Religion

St. Mary's center a labor of love

Sister Mary John Nguyen stands in front of the new worship center at St. Mary's Catholic Church. The statue at right is of the parish's patron saint, St. Martin de Porres.
Sister Mary John Nguyen stands in front of the new worship center at St. Mary's Catholic Church. The statue at right is of the parish's patron saint, St. Martin de Porres.

It is the little church that could.

It is the tiny, brick, inner-city church on Rock Hill's Crawford Road, with pink and blue plexiglass windows -- the original stained-glass ones cracked in the 1970s from the vibration of the nearby train.

The tireless members of St. Mary's Catholic Church will come to realize their vision on Sunday morning, when services are held for the first time in the new 7,500-square-foot worship center.

For the first time in a decade, all of St. Mary's members will have a place to sit. No longer will people have to stand cramped together to worship because the congregation long outgrew the church.

The addition has 475 seats, more than enough for everyone in the 450-member church.

"It's been a long time coming," said John Gist, a St. Mary's member who was baptized there in 1983, soon after he started attending with a friend.

Brother David Boone, the parish life facilitator, said the bulk of the money to build the $900,000 addition came from the hard work of church members over the last 10 years.

Their vision for the expansion began in 1996. To accommodate the growing congregation, services had to be moved from the church sanctuary into Bannon Hall, originally the recreational hall.

The church was established in 1964, when the Rev. Edward Wahl, a white priest at The Oratory in Rock Hill, saw the need to start a Catholic church in the Crawford Road area.

Wahl raised money, and St. Mary's was built on the site where it remains today. The church began with five members, all African-American, and some of them still attend.

When it came to raising money for the new worship center, the members of St. Mary's were as driven as Wahl -- they all got involved.

Boone said that in May 2004, most members gave a three-year pledge of $3,000 or whatever amount they could afford.

That raised $365,000. Boone said other donations came from the community and from former church members who had moved away.

Gist said church members raised money by having benefit concerts, bake sales, buffet dinners and festivals. One member let the church raffle off his car.

Building the worship center has brought church members closer, Gist said.

"We're not a large church," he said. "We're not an affluent church, but we are a combination of people who genuinely enjoy and love each other and care about how each other feel. We're all part of something special."

Ron Trone, a member of St. Mary's fundraising committee, said the worship center is an accomplishment. "It is a great feeling that an inner-city church could put up a $900,000 building."

Not only were church members involved in the fundraising, they were involved in building, too. The project's construction manager, Tony Ventura of Benchmark Builders, is a church member.

Ventura said every Saturday for the past four months, members have been doing tile work, landscaping, carpentry and cleaning.

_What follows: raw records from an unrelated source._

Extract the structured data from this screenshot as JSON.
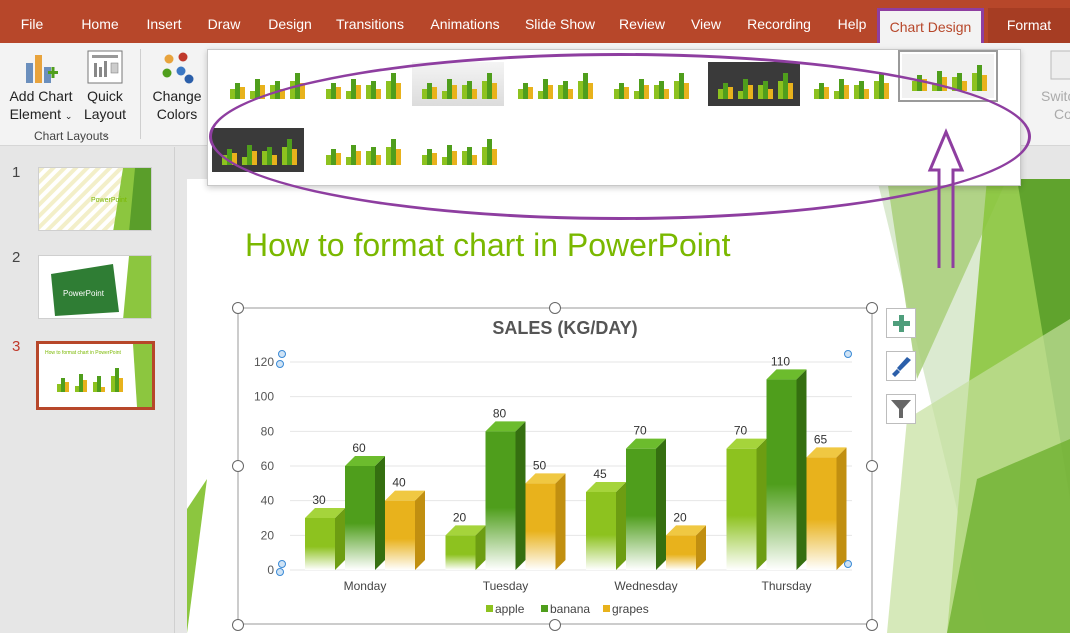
{
  "ribbon_tabs": [
    {
      "label": "File"
    },
    {
      "label": "Home"
    },
    {
      "label": "Insert"
    },
    {
      "label": "Draw"
    },
    {
      "label": "Design"
    },
    {
      "label": "Transitions"
    },
    {
      "label": "Animations"
    },
    {
      "label": "Slide Show"
    },
    {
      "label": "Review"
    },
    {
      "label": "View"
    },
    {
      "label": "Recording"
    },
    {
      "label": "Help"
    },
    {
      "label": "Chart Design"
    },
    {
      "label": "Format"
    }
  ],
  "ribbon": {
    "add_chart_element_l1": "Add Chart",
    "add_chart_element_l2": "Element",
    "quick_layout_l1": "Quick",
    "quick_layout_l2": "Layout",
    "change_colors_l1": "Change",
    "change_colors_l2": "Colors",
    "group_chart_layouts": "Chart Layouts",
    "switch_row_col_l1": "Switc",
    "switch_row_col_l2": "Co"
  },
  "slides": [
    {
      "number": "1",
      "title": "PowerPoint"
    },
    {
      "number": "2",
      "title": "PowerPoint"
    },
    {
      "number": "3",
      "title": "How to format chart in PowerPoint"
    }
  ],
  "slide": {
    "title": "How to format chart in PowerPoint"
  },
  "colors": {
    "accent": "#b7472a",
    "highlight": "#8e3ea0",
    "apple": "#8dc21f",
    "banana": "#4f9e1c",
    "grapes": "#e8b21c",
    "title_green": "#7ab800"
  },
  "chart_data": {
    "type": "bar",
    "title": "SALES (KG/DAY)",
    "categories": [
      "Monday",
      "Tuesday",
      "Wednesday",
      "Thursday"
    ],
    "series": [
      {
        "name": "apple",
        "values": [
          30,
          20,
          45,
          70
        ]
      },
      {
        "name": "banana",
        "values": [
          60,
          80,
          70,
          110
        ]
      },
      {
        "name": "grapes",
        "values": [
          40,
          50,
          20,
          65
        ]
      }
    ],
    "ylim": [
      0,
      120
    ],
    "yticks": [
      "0",
      "20",
      "40",
      "60",
      "80",
      "100",
      "120"
    ],
    "legend": "bottom",
    "grid": true
  }
}
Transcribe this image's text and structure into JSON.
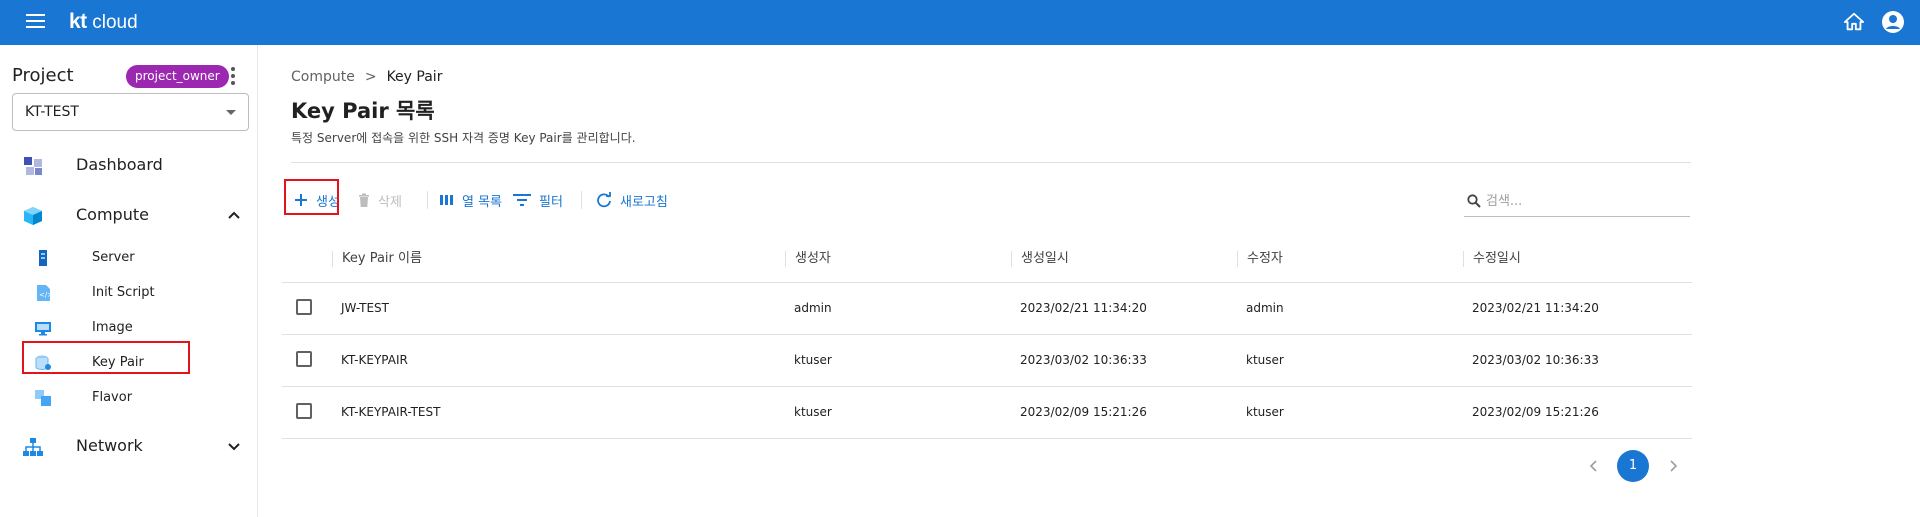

"It's been a labor of love," he said.

Although the church had to obtain some financing for the addition, Boone said they plan to pay that off as soon as possible because there are more plans.

Boone said they want to replace the roof on the old part of the church to match the new addition. And they want to renovate Bannon Hall, home to the Dorothy Day Soup Kitchen. They hope to start within five years.

But for now, construction crews and volunteers have been busy putting finishing touches on the new church to get the certificate of occupancy before Sunday. And they are eagerly awaiting the arrival of an important piece of furniture.

Boone said the altar is supposed to be delivered today. And it's not just any altar. The altar is made of mahogany and ebony wood from Africa.

Boone said the ebony wood symbolizes St. Mary's African-American roots.

Those five original members had a vision that slowly but steadily brought a small church to the size it is today. Since then, the congregation has become more diverse, with a mix of worshipers of all races.

And now, there is room for them all.

The additional seating is such a big deal that Ventura jokes he could probably raffle seats.

Vera Jones, a church member since the 1960s, already has claimed her green padded pew.

Trone is looking forward to having a seat, too. "In the old place, it was cramped," he said.

When asked if he thinks the new worship center will attract new members, Trone said, "Well, you know what they say: If you build it, they will come."